According the Hydrocarbons Management Consultancy, it takes a lead time of about 60 days from ordering crude oil, refining in Mombasa, transporting inland to reach consumers at retail outlets.

“The lead time was not captured in the formula, and price controls can easily lead to marketers refusing import oil if they disagree with government,” Robert Shisoka of Hydrocarbons said.
He added that if the price fixed by the government cannot cover overheads, multinationals could pull out of the market, and retailers would offer poor services.

At the centre of the debate is negotiated storage and handling charges levied by different distribution facilities, and loss of petrol through evaporation while being transported by road tankers.

Other issues are inventory tracking of oil products moved by pipeline and road, which need to be separated by marketers. It is cheaper to transport fuel by pipeline than road.

Avoid losses

Mr Shisoka said regulator needs to take into account the fact that the inventory cost has to be tracked to avoid losses.

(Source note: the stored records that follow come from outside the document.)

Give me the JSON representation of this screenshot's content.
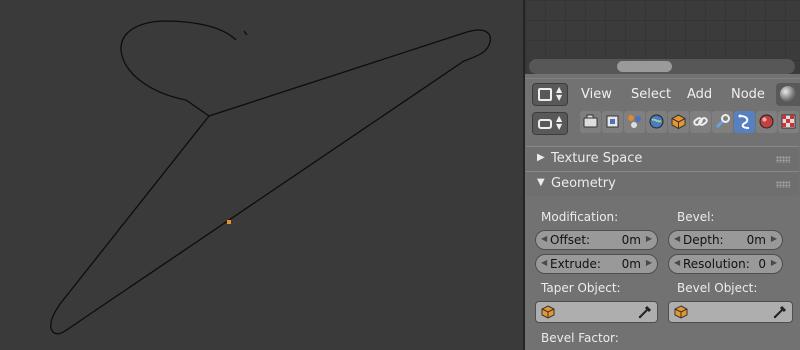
{
  "header": {
    "menu": [
      "View",
      "Select",
      "Add",
      "Node"
    ]
  },
  "context_tabs": [
    "render-icon",
    "render-layers-icon",
    "scene-icon",
    "world-icon",
    "object-icon",
    "constraints-icon",
    "modifiers-icon",
    "data-icon",
    "material-icon",
    "texture-icon"
  ],
  "panels": {
    "texture_space": {
      "title": "Texture Space",
      "expanded": false
    },
    "geometry": {
      "title": "Geometry",
      "expanded": true,
      "modification_label": "Modification:",
      "bevel_label": "Bevel:",
      "offset": {
        "label": "Offset:",
        "value": "0m"
      },
      "extrude": {
        "label": "Extrude:",
        "value": "0m"
      },
      "depth": {
        "label": "Depth:",
        "value": "0m"
      },
      "resolution": {
        "label": "Resolution:",
        "value": "0"
      },
      "taper_object_label": "Taper Object:",
      "bevel_object_label": "Bevel Object:",
      "bevel_factor_label": "Bevel Factor:"
    }
  },
  "colors": {
    "viewport_bg": "#3a3a3a",
    "panel_bg": "#727272",
    "active_tab": "#5680c2",
    "origin": "#e8902c"
  }
}
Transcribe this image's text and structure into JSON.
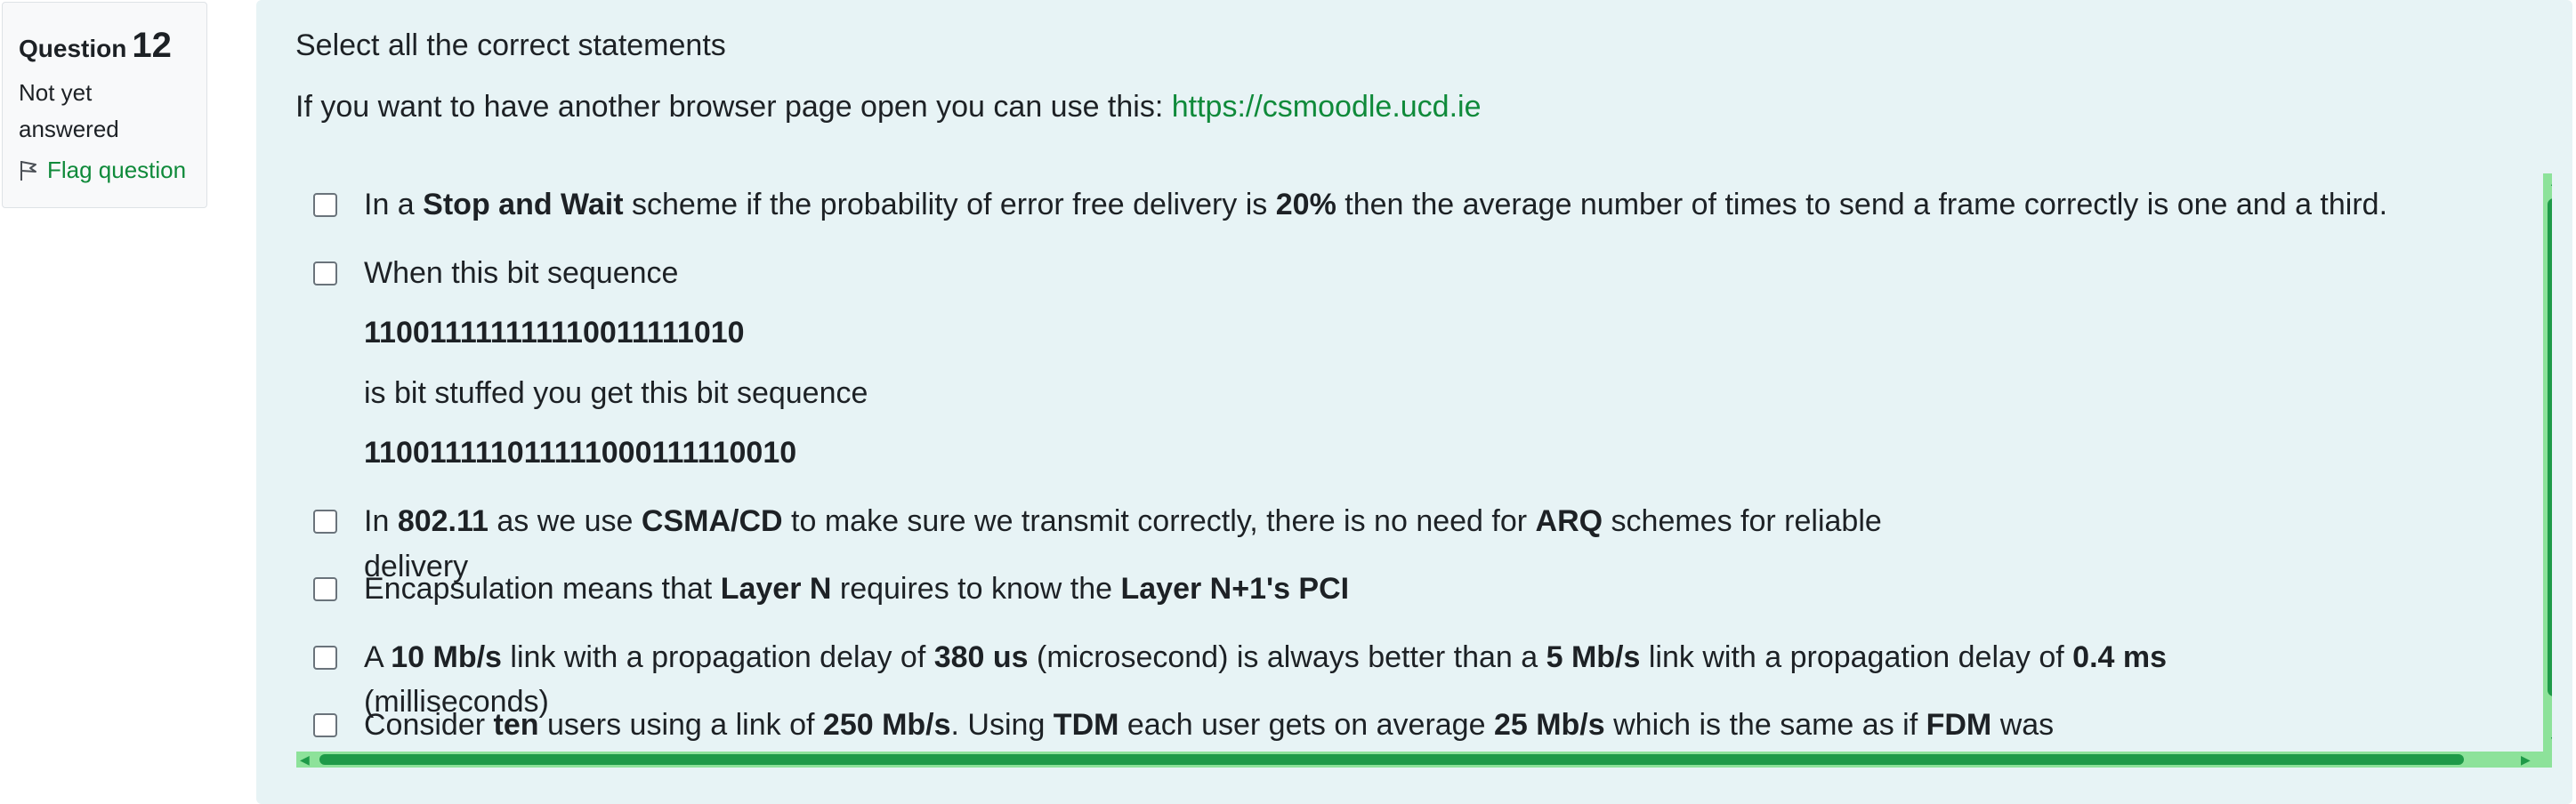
{
  "info": {
    "question_label": "Question",
    "question_number": "12",
    "state_line1": "Not yet",
    "state_line2": "answered",
    "flag_label": "Flag question"
  },
  "question": {
    "text": "Select all the correct statements",
    "browser_hint": "If you want to have another browser page open you can use this: ",
    "link": "https://csmoodle.ucd.ie"
  },
  "options": [
    {
      "t1": "In a ",
      "b1": "Stop and Wait",
      "t2": " scheme if the probability of error free delivery is ",
      "b2": "20%",
      "t3": " then the average number of times to send a frame correctly is one and a third."
    },
    {
      "t1": "When this bit sequence",
      "bits1": "110011111111110011111010",
      "t2": "is bit stuffed you get this bit sequence",
      "bits2": "11001111101111100011111 0010"
    },
    {
      "t1": "In ",
      "b1": "802.11",
      "t2": " as we use ",
      "b2": "CSMA/CD",
      "t3": " to make sure we transmit correctly, there is no need for ",
      "b3": "ARQ",
      "t4": " schemes for reliable",
      "wrap": "delivery"
    },
    {
      "t1": "Encapsulation means that ",
      "b1": "Layer N",
      "t2": " requires to know the ",
      "b2": "Layer N+1's PCI"
    },
    {
      "t1": "A ",
      "b1": "10 Mb/s",
      "t2": " link with a propagation delay of ",
      "b2": "380 us",
      "t3": " (microsecond) is always better than a ",
      "b3": "5 Mb/s",
      "t4": " link with a propagation delay of ",
      "b4": "0.4 ms",
      "wrap": "(milliseconds)"
    },
    {
      "t1": "Consider ",
      "b1": "ten",
      "t2": " users using a link of ",
      "b2": "250 Mb/s",
      "t3": ". Using ",
      "b3": "TDM",
      "t4": " each user gets on average ",
      "b4": "25 Mb/s",
      "t5": " which is the same as if ",
      "b5": "FDM",
      "t6": " was"
    }
  ],
  "icons": {
    "flag": "flag-icon",
    "checkbox": "checkbox"
  },
  "colors": {
    "link": "#0f8a3a",
    "panel": "#e7f3f5",
    "scrollbar": "#8de29a",
    "scroll_thumb": "#1e9a48"
  }
}
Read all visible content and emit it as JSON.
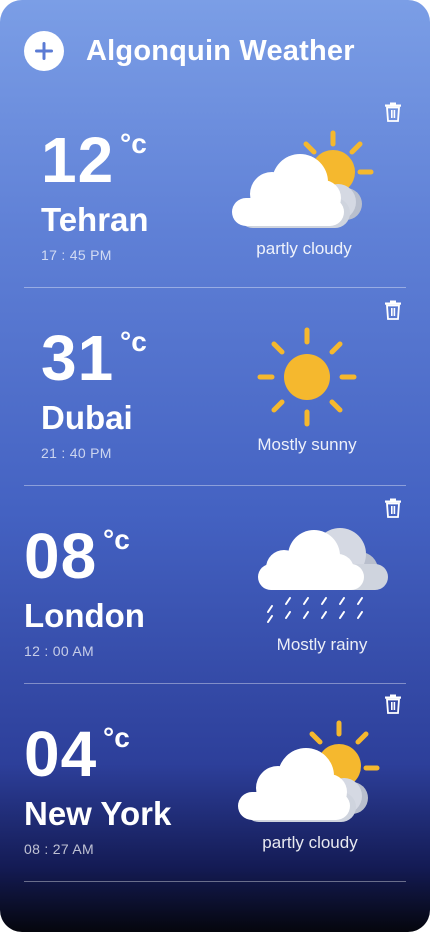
{
  "app": {
    "title": "Algonquin Weather"
  },
  "cities": [
    {
      "temp": "12",
      "unit": "°c",
      "name": "Tehran",
      "time": "17 : 45 PM",
      "condition": "partly cloudy",
      "icon": "partly-cloudy-icon"
    },
    {
      "temp": "31",
      "unit": "°c",
      "name": "Dubai",
      "time": "21 : 40 PM",
      "condition": "Mostly sunny",
      "icon": "sun-icon"
    },
    {
      "temp": "08",
      "unit": "°c",
      "name": "London",
      "time": "12 : 00 AM",
      "condition": "Mostly rainy",
      "icon": "rain-cloud-icon"
    },
    {
      "temp": "04",
      "unit": "°c",
      "name": "New York",
      "time": "08 : 27 AM",
      "condition": "partly cloudy",
      "icon": "partly-cloudy-icon"
    }
  ],
  "colors": {
    "sun": "#f5b82e",
    "cloud": "#ffffff",
    "accent": "#4f6fd0"
  }
}
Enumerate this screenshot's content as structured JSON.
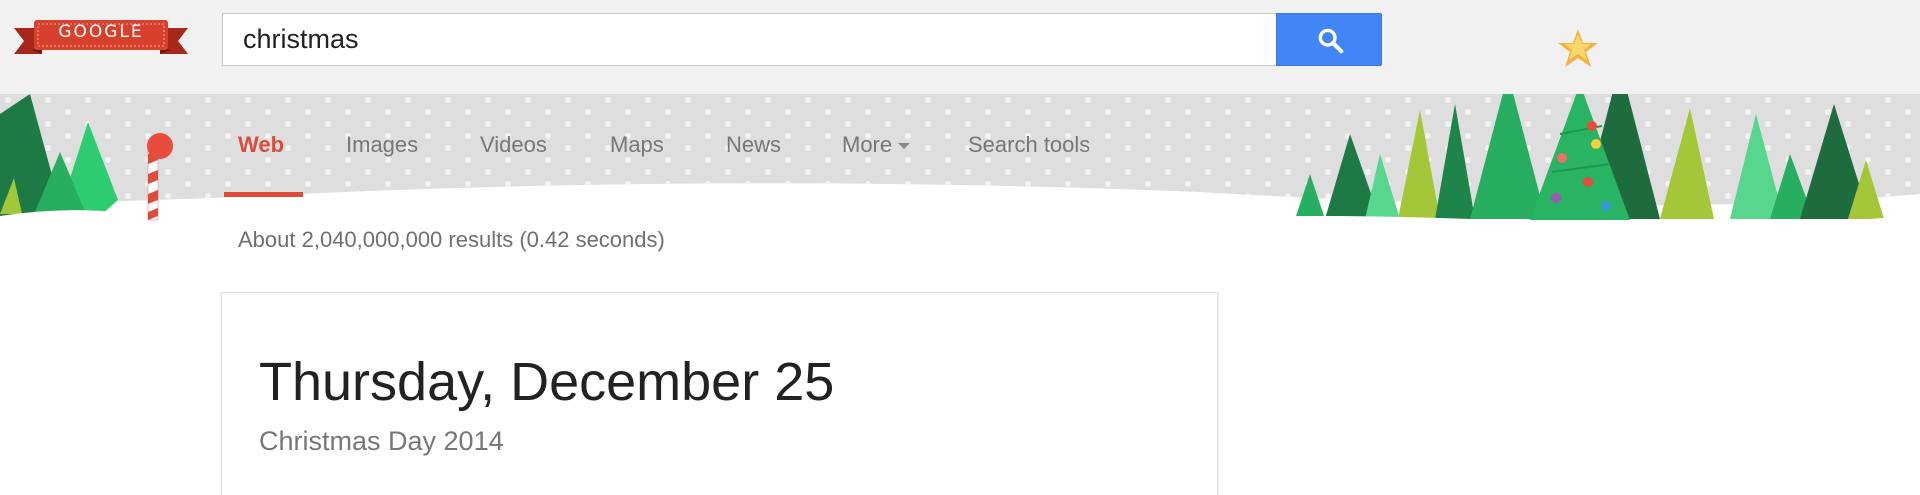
{
  "logo": {
    "text": "GOOGLE"
  },
  "search": {
    "query": "christmas"
  },
  "nav": {
    "items": [
      {
        "label": "Web",
        "active": true
      },
      {
        "label": "Images"
      },
      {
        "label": "Videos"
      },
      {
        "label": "Maps"
      },
      {
        "label": "News"
      },
      {
        "label": "More"
      },
      {
        "label": "Search tools"
      }
    ]
  },
  "results": {
    "count_text": "About 2,040,000,000 results (0.42 seconds)"
  },
  "card": {
    "title": "Thursday, December 25",
    "subtitle": "Christmas Day 2014"
  },
  "colors": {
    "accent_red": "#dd4b39",
    "search_blue": "#4285f4",
    "tree_green": "#1e8449",
    "band_gray": "#dedede"
  },
  "icons": {
    "search": "search-icon",
    "more": "chevron-down-icon",
    "decor": [
      "christmas-tree-icon",
      "star-icon",
      "north-pole-icon"
    ]
  }
}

The rules allowing combined gross margin of 10 per cent for marketing and dealers in business require the regulator to determine crude oil processing fees charged by the refinery and the storage charges.

The proposal fixes the delivery rate within a radius of 40km of oil products at Sh42 plus value added tax and Sh12 per litre for 1,000 litres of fuel is charge outside town.

The Minister for Energy may review the formula for calculating maximum retail price of oil products and pipeline tariff for transporting fuel to Nairobi is Sh1.530 per litre plus VAT.

The pipeline tariff for transporting fuel to Nakuru is Sh2.105 per litre plus VAT, Kisumu is Sh2.703 and Eldoret is Sh2.706.